Izaki Shun se despertó poco después, sintiendo el peso de la realidad cayendo sobre él. Miró a su alrededor, esperando que todo hubiera sido un sueño febril, pero el olor de Ryo en las sábanas y el dolor sordo en su cuerpo le recordaron dónde estaba. Intentó levantarse, pero la debilidad lo venció.
—¿Ya estás despierto? —La voz de Ryo llegó desde la puerta. Estaba allí, impecable, con una bandeja en las manos—. He preparado el desayuno. Necesitas recuperar fuerzas.
—¿Para qué? —preguntó Izaki, su voz apagada—. ¿Para que puedas volver a usarme como un juguete?
Ryo dejó la bandeja en la mesilla de noche y se sentó a su lado. Tomó un trozo de fruta y se lo acercó a los labios a Izaki.

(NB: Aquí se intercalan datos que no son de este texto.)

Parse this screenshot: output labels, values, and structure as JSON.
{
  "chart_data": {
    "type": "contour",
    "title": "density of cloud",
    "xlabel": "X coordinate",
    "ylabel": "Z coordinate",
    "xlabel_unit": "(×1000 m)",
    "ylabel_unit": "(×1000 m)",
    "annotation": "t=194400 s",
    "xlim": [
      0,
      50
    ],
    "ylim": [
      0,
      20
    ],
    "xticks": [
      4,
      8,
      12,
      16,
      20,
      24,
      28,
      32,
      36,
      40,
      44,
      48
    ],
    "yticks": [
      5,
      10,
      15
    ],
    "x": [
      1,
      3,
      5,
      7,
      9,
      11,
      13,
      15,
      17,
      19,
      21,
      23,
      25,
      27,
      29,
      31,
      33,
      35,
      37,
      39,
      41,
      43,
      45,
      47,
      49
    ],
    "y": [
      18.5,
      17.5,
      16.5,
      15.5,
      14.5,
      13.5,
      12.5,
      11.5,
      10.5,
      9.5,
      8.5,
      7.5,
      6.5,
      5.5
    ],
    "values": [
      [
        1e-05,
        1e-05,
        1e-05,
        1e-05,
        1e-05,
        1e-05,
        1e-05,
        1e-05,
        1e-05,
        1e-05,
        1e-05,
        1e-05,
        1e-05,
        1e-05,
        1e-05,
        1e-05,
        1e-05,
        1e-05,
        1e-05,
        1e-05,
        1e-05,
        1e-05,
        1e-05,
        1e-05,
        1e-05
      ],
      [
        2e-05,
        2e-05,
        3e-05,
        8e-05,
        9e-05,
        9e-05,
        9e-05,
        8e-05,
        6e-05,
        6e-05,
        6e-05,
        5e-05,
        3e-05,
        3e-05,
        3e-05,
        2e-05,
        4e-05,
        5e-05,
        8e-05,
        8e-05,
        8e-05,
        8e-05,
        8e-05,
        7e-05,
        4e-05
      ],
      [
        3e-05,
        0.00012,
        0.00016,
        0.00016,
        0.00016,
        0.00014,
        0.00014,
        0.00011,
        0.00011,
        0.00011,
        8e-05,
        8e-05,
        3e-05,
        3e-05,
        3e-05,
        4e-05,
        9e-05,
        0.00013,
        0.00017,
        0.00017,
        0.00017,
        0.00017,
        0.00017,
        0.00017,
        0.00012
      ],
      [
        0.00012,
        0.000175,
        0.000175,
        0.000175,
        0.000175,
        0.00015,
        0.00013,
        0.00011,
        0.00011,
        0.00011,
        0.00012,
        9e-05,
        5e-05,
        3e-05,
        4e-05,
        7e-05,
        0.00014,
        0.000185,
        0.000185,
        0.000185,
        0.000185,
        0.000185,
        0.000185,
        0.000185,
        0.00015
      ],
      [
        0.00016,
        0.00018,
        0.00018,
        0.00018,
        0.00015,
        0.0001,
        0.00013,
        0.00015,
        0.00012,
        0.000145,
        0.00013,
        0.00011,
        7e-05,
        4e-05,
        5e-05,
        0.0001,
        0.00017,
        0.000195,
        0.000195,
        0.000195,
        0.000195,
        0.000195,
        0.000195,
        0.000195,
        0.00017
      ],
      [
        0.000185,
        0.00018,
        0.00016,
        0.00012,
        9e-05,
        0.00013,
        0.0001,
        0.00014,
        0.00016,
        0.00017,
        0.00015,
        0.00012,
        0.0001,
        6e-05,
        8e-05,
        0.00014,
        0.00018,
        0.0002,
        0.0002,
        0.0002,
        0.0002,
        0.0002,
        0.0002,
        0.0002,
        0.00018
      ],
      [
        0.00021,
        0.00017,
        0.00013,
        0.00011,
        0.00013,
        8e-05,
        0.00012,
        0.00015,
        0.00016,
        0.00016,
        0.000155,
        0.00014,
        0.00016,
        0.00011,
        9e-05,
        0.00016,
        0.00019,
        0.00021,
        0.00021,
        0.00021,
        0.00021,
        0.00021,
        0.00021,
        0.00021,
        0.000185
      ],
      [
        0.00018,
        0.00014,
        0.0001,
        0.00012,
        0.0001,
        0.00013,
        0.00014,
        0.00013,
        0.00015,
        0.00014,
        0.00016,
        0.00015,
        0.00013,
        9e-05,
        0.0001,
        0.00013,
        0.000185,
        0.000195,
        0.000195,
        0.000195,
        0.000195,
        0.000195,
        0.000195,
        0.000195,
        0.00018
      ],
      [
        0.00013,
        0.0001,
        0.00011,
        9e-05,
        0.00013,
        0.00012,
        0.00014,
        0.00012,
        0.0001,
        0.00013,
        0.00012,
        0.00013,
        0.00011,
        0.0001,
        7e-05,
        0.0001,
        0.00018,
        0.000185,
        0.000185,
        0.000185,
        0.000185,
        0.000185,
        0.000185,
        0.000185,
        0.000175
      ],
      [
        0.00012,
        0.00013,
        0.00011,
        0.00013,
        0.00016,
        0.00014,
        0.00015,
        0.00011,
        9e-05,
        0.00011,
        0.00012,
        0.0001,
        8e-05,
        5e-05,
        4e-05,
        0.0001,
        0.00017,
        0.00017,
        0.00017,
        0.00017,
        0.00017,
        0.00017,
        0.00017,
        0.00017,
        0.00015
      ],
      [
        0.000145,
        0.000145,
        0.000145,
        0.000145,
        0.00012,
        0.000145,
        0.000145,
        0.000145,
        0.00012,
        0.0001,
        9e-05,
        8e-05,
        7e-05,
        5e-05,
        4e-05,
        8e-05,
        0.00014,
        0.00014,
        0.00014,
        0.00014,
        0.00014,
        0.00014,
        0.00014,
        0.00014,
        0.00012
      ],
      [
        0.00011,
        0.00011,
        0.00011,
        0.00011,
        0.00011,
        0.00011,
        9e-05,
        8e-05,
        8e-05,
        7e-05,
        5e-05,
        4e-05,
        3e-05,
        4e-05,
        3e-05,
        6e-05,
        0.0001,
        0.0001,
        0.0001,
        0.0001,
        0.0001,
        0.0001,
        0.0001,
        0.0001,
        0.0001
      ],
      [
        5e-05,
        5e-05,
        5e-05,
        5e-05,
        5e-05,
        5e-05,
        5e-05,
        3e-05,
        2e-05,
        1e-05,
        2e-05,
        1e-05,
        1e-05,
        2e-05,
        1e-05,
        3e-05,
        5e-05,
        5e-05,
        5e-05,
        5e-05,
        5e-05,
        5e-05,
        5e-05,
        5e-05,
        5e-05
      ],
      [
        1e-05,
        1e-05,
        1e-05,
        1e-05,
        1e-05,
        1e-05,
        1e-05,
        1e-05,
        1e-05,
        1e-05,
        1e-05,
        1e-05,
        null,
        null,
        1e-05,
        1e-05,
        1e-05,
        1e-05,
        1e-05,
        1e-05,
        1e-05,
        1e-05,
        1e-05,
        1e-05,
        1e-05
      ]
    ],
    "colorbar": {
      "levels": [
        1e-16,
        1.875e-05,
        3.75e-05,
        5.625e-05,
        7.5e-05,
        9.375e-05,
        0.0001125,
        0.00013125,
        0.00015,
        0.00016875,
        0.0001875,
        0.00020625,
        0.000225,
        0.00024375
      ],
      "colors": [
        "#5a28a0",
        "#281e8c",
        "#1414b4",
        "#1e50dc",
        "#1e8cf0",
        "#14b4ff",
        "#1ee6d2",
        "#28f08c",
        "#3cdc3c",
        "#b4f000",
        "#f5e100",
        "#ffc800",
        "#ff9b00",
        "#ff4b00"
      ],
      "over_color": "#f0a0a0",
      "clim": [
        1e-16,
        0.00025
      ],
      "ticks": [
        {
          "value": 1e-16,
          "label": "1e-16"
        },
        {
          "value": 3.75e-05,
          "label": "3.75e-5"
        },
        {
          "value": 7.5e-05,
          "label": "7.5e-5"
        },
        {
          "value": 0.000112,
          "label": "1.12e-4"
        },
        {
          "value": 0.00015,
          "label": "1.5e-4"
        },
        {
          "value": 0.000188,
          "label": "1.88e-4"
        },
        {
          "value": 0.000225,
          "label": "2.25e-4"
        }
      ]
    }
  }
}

—No eres un juguete, Shun. Eres un invitado de honor. Y te quedarás aquí hasta que entiendas que no hay ningún otro lugar al que pertenezcas.
Izaki miró la fruta y luego a Ryo. Vio la determinación en esos ojos pálidos y comprendió que la cerradura de la puerta era solo el principio. La verdadera prisión era la mente de Ryo, y él ya estaba atrapado en lo más profundo de ella.
Aceptó la comida, sabiendo que cada gesto de cuidado de Ryo era una cadena más. Pero por ahora, mientras sus heridas sanaban y el mundo exterior se olvidaba de él, Izaki Shun se permitió cerrar los ojos y dejarse llevar por la extraña y peligrosa calma del Coleccionista de Sombras. La guerra de Suzuran estaba lejos; su verdadera batalla acababa de empezar, y era una que no podía ganar con los puños.